Freitag, 19. Juni 2009
Ein "kärgliches Ergebnis": BND-Ausschuss beendet
Zwischen Union und SPD bestehen auch nach dreijähriger Arbeit im BND-Untersuchungsausschuss erhebliche Meinungsunterschiede über die Konsequenzen des Einsatzes deutscher Geheimagenten zu Beginn des Irak-Krieges.
Siegfried Kauder (r), übergibt im Bundestag Bundestagspräsident Norbert Lammert (beide CDU) den Abschlussbericht.
(Foto: picture-alliance/ dpa)
Mit der Vorlage des rund 3500 Seiten umfassenden Abschlussberichts, den Vernehmungen von 140 Zeugen und mehr als 400 Stunden Beweisaufnahme beendete der parlamentarische Untersuchungsausschuss in Berlin seine Arbeit.

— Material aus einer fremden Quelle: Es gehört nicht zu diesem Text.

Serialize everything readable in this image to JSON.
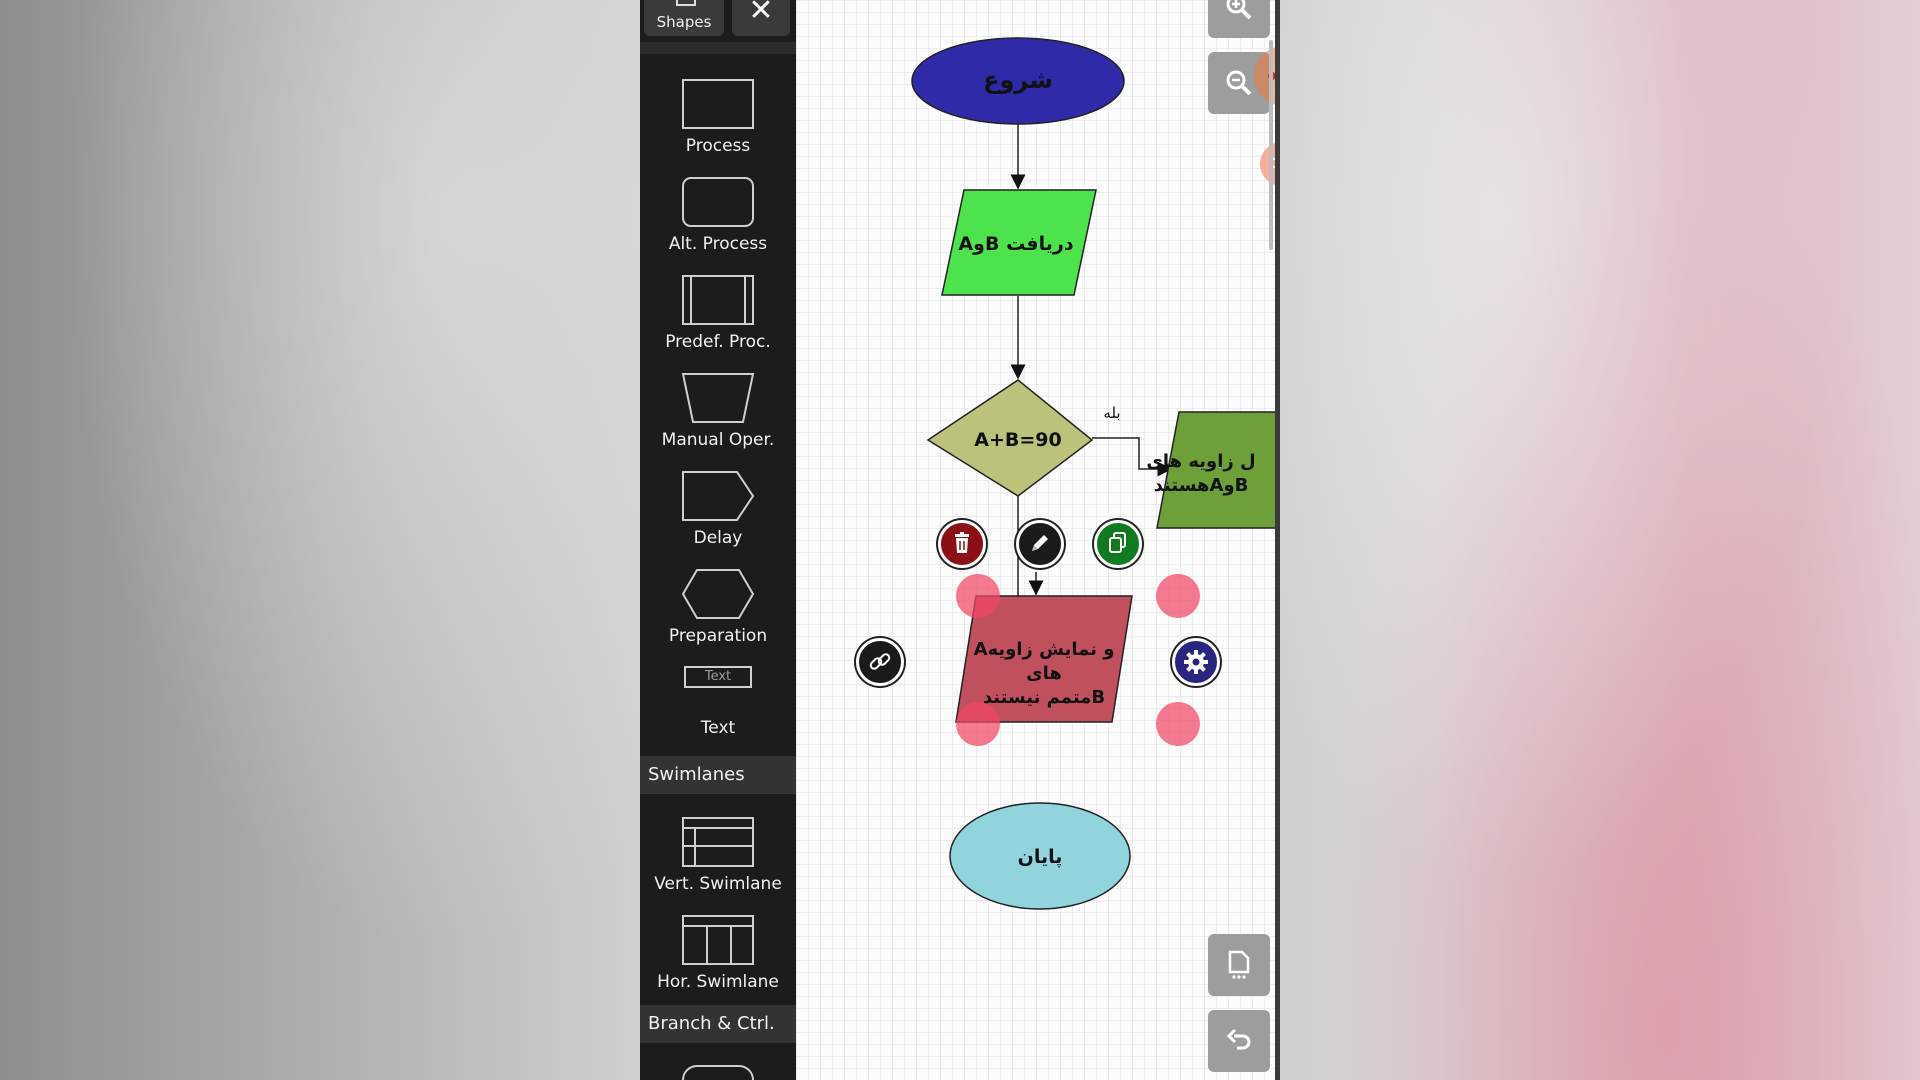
{
  "panel": {
    "tab_label": "Shapes",
    "close_symbol": "✕",
    "shapes": [
      {
        "label": "Process",
        "icon": "process-icon"
      },
      {
        "label": "Alt. Process",
        "icon": "alt-process-icon"
      },
      {
        "label": "Predef. Proc.",
        "icon": "predefined-process-icon"
      },
      {
        "label": "Manual Oper.",
        "icon": "manual-operation-icon"
      },
      {
        "label": "Delay",
        "icon": "delay-icon"
      },
      {
        "label": "Preparation",
        "icon": "preparation-icon"
      },
      {
        "label": "Text",
        "preview_text": "Text",
        "icon": "text-icon"
      }
    ],
    "section_swimlanes": "Swimlanes",
    "swimlanes": [
      {
        "label": "Vert. Swimlane",
        "icon": "vertical-swimlane-icon"
      },
      {
        "label": "Hor. Swimlane",
        "icon": "horizontal-swimlane-icon"
      }
    ],
    "section_branch": "Branch & Ctrl."
  },
  "flowchart": {
    "start": "شروع",
    "input": "AوB دریافت",
    "decision": "A+B=90",
    "yes_label": "بله",
    "yes_output_line1": "ل زاویه های",
    "yes_output_line2": "هستندAوB",
    "no_output_line1": "Aو نمایش زاویه های",
    "no_output_line2": "متمم نیستندB",
    "end": "پایان"
  },
  "colors": {
    "panel_bg": "#1c1c1c",
    "start_fill": "#2e2aa8",
    "input_fill": "#4de34d",
    "decision_fill": "#bcc27a",
    "yes_output_fill": "#6ea039",
    "no_output_fill": "#c1505e",
    "end_fill": "#92d4de",
    "handle": "#f04664"
  },
  "toolbar_icons": [
    "zoom-in-icon",
    "zoom-out-icon",
    "page-icon",
    "undo-icon"
  ],
  "context_icons": [
    "trash-icon",
    "pencil-icon",
    "copy-icon",
    "link-icon",
    "gear-icon"
  ]
}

Die CDU ist überzeugt, dass sich Deutschland unter der rot-grünen Bundesregierung von Kanzler Gerhard Schröder und Außenminister Joschka Fischer entgegen den damaligen Wahlkampfversprechungen durch die Tätigkeit von zwei BND-Agenten indirekt am Irak-Krieg beteiligt hat. Dafür trage der ehemalige Kanzleramtschef und heutige Außenminister Frank-Walter Steinmeier (SPD) die politische und moralische Verantwortung, sagte die CDU-Sprecherin im Ausschuss, Kristina Köhler, in Berlin.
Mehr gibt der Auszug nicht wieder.